A fragile bipartisan infrastructure deal appeared to be moving forward once again Sunday, as moderate Republicans said they had been reassured that President Joe Biden would not hold it hostage while Democrats simultaneously work on a larger, partisan economic package.

After 48 hours of chaos, the statements by leading Republicans prompted a sigh of relief for the White House, where Biden and top aides had worked through the weekend to keep the eight-year, $1.2 trillion investment to rebuild the nation’s infrastructure from falling apart. GOP negotiators even suggested that they could now begin drafting the bill and said they believed it would win enough Republican votes to pass the Senate next month.

“The waters have been calmed,” said Sen. Mitt Romney, R-Utah.

Still, the whole episode underscored just how precarious a path the president and his allies face in the months ahead, as they try to steer the two separate and costly spending plans into law. They have laid out a complex strategy in which the success of each bill hinges on the other and the balancing of priorities between not only Republicans and Democrats, but within the Democratic Party itself.

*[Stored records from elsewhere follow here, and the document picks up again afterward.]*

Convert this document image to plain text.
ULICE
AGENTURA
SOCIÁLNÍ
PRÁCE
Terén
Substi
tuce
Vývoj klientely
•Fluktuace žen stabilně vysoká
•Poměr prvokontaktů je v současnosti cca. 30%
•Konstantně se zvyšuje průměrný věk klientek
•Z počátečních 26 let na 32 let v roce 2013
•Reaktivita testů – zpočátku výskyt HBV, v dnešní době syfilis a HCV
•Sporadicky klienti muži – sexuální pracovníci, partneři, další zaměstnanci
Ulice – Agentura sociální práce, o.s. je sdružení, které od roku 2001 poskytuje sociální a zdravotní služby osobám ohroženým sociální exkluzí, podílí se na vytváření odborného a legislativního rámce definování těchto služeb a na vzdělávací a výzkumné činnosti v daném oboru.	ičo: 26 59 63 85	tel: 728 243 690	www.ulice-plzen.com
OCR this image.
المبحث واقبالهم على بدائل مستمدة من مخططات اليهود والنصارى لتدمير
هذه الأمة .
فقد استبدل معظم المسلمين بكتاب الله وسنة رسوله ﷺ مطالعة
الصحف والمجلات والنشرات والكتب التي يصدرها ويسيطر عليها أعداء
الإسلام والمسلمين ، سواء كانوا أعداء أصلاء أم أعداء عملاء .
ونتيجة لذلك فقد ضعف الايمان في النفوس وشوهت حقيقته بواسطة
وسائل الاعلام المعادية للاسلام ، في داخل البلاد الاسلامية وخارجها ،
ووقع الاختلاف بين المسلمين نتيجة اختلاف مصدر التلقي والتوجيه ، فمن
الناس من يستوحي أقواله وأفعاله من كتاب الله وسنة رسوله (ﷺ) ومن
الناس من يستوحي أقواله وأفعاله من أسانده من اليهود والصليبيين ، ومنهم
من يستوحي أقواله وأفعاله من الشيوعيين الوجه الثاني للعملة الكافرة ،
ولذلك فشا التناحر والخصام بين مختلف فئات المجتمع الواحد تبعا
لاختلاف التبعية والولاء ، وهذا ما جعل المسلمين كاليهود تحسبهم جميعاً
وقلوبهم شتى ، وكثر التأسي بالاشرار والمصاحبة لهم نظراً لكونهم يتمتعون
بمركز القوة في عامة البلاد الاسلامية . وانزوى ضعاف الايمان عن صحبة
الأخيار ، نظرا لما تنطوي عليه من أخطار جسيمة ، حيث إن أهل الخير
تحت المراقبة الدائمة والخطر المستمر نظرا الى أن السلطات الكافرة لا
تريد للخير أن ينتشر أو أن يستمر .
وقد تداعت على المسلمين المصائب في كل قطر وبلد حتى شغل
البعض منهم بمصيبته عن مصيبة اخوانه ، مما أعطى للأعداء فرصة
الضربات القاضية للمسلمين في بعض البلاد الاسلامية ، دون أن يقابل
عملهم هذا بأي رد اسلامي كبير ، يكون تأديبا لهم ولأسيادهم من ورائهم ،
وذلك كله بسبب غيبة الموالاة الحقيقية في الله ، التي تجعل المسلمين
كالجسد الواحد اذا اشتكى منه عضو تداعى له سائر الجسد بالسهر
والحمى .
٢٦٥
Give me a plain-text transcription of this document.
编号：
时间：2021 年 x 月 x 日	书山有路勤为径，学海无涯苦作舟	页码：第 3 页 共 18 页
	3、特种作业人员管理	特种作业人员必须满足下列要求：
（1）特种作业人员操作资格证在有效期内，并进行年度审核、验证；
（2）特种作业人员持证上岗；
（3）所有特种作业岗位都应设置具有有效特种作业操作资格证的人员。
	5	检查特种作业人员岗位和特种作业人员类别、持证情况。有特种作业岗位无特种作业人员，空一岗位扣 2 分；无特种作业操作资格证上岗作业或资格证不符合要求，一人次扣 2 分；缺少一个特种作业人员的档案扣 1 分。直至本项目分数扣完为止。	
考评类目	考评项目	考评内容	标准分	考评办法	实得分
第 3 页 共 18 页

While the bipartisan bill can be passed through regular order if it retains enough Republican support, Democrats plan to use a fast-track budget process known as reconciliation to bypass the 60-vote filibuster threshold and unilaterally enact the rest of Biden’s proposal, which includes tax increases, sweeping climate plans, health care provisions and investments in child care. If they can pull off both, Biden could burnish his reputation as a bipartisan deal-maker and ensure that much of his economic agenda is locked in place.

The immediate cause for Republican concern came Thursday, just hours after the president and lawmakers from both parties unveiled with great fanfare their plan to invest in crumbling roads, bridges, high-speed internet and green projects. Speaking with reporters later that day, Biden said he would not sign the bipartisan deal without Congress passing a much more expensive set of tax increases and spending programs that conservatives loathe.

Republicans, who doubt Democrats can secure the votes needed to pass the second partisan package, balked. They said that they never would have signed onto a deal strictly conditioned on the success of policies they oppose, and Biden’s team was forced to clean up the comments. After a series of private phone calls, the president issued a lengthy statement Saturday clarifying that he never meant to threaten a veto and conceding that Republicans were “understandably upset.”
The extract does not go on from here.